第27章 第 27 章 (1/3)
第 27 章
簡知柚看着他,笑了。這次的笑不一樣——不是那種被陽光曬到的笑,是一種更深的、像是終於回到家、把鞋子脫掉、赤腳踩在地板上的笑。
“我準備好了。”她說。
“準備好甚麼?”
“準備好被看見。被你看見。也被其他人看見。”
陸硯伸出手,這次不是掌心朝上,是掌心朝前,像是在說“我在這裏”。
簡知柚伸出手,掌心粘貼去。兩個人的手掌貼在一起,大小不太一樣,溫度不太一樣,但剛剛好。
她看着兩個人貼在一起的手掌,笑了。
這次,她沒有把手收回來。
方平是在第三個禮拜發現不對勁的。
不對勁的地方很多。首先是行程——陸硯以前中午從來不排私人行程,午餐不是在會議室喫便當,就是在辦公室邊看文檔邊隨便解決。但最近連續兩個禮拜,他每天中午都消失一小時,回來的時候嘴角帶着一種方平從來沒見過的表情。不是笑,是一種更安靜的、像是甚麼東西被滿足了的放鬆。
然後是手機。陸硯以前開會的時候手機都是翻過去放桌上,不會看也不會回。但最近他會在會議的空檔低頭看一眼屏幕,看完之後把手機翻回去,繼續開會。表情沒甚麼變化,但方平注意到他翻手機的頻率變高了。

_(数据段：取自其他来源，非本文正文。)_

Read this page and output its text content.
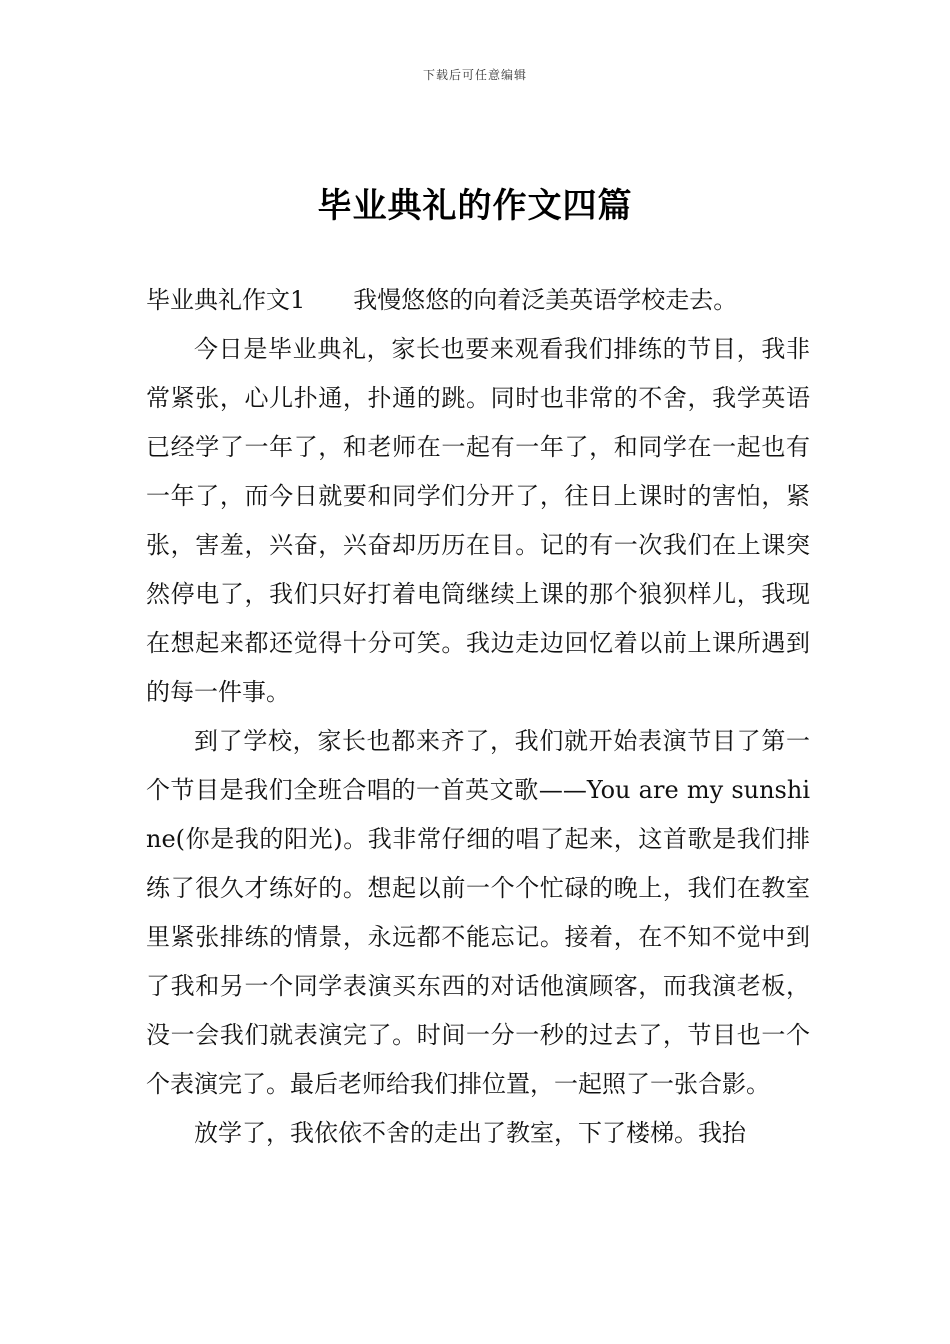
下载后可任意编辑
毕业典礼的作文四篇

毕业典礼作文1 我慢悠悠的向着泛美英语学校走去。

今日是毕业典礼，家长也要来观看我们排练的节目，我非常紧张，心儿扑通，扑通的跳。同时也非常的不舍，我学英语已经学了一年了，和老师在一起有一年了，和同学在一起也有一年了，而今日就要和同学们分开了，往日上课时的害怕，紧张，害羞，兴奋，兴奋却历历在目。记的有一次我们在上课突然停电了，我们只好打着电筒继续上课的那个狼狈样儿，我现在想起来都还觉得十分可笑。我边走边回忆着以前上课所遇到的每一件事。

到了学校，家长也都来齐了，我们就开始表演节目了第一个节目是我们全班合唱的一首英文歌——You are my sunshine(你是我的阳光)。我非常仔细的唱了起来，这首歌是我们排练了很久才练好的。想起以前一个个忙碌的晚上，我们在教室里紧张排练的情景，永远都不能忘记。接着，在不知不觉中到了我和另一个同学表演买东西的对话他演顾客，而我演老板，没一会我们就表演完了。时间一分一秒的过去了，节目也一个个表演完了。最后老师给我们排位置，一起照了一张合影。

放学了，我依依不舍的走出了教室，下了楼梯。我抬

最後是下班時間。陸硯以前是辦公室裏最後走的人,有時候方平早上來的時候發現他根本沒回去,在沙發上躺了一夜。但最近他開始準時下班了——不是那種“事情做完了所以可以走了”的準時,是那種“我還有地方要去”的準時。
週四下午,陸硯開完最後一個會,拿起外套準備出門。方平跟在後面,猶豫了很久,終於開口。
“陸總,你是不是談戀愛了?”
陸硯轉頭看他。沒有否認,也沒有承認,只是問:“看得出來?”
方平差點笑出來。他跟了陸硯五年,第一次聽到老闆用這種語氣說話——不是質問,不是確認,是一種帶着一點點不好意思的、像是被發現了甚麼祕密的語氣。
“看得出來。”方平說。“你變了。”
“哪裏變了?”
“你以前走路很快,像是有甚麼東西在追你。現在——沒那麼快了。”
陸硯看着他,沒有說話。然後他低頭看了一眼手機,屏幕上是一則簡知柚半小時前傳的消息:“今天工作室刷牆,我買錯顏色了。牆是粉紅色的。粉紅色。”
他回了一個句:“拍給我看。”
簡知柚傳了一張照片。牆確實是粉紅色的,但不是那種鮮豔的、刺眼的粉紅,是一種很淡的、像是被水稀釋過的、帶一點灰調的粉紅。她站在牆前面,比了一個贊,表情看起來有點無奈又有點好笑。
陸硯看着照片,嘴角動了一下。
方平在旁邊看到了。他沒有說話,只是在心裏確認了一件事——老闆真的在談戀愛。而且看起來,他終於學會了怎麼好好談。
簡知柚的工作室裝修進度比她預想的慢很多。
她以爲刷牆很簡單——買油漆、買滾筒、把顏色塗上去。但她買錯顏色了。她要的是白色帶一點暖灰,結果拿成了“初戀粉”。油漆行的老闆說這個顏色最近很流行,她說好,沒有打開來看。回到家打開之後,她在空蕩蕩的工作室裏站了很久,對着那桶粉紅色的油漆,不知道該笑還是該哭。
她傳照片給陸硯。他回:“我覺得很好看。”
“你是認真的嗎?”
“認真的。像你。”
簡知柚盯着這幾個字,笑了。不是因爲他說牆的顏色像她,是因爲他知道她買錯顏色之後沒有說“我幫你處理”,沒有說“我找人重刷”,只是說“我覺得很好看”。好像買錯顏色不是一個錯誤,只是一個不同的選擇。而她做的選擇,他覺得好看。
她決定不換顏色了。粉紅色就粉紅色。反正這是她的工作室,她想刷甚麼顏色都可以。
週六下午,陸硯來幫忙搬東西。他到的時候,簡知柚正蹲在地上拆紙箱,裏面是她從出租屋搬過來的書和教案。她聽到門推開的聲音,擡起頭,看到陸硯站在門口,手裏提着兩個很大的袋子。
“那是甚麼?”她問。
“工具。”他把袋子放下來,從裏面拿出螺絲起子、電鑽、水平儀、捲尺。“你說要組書櫃。”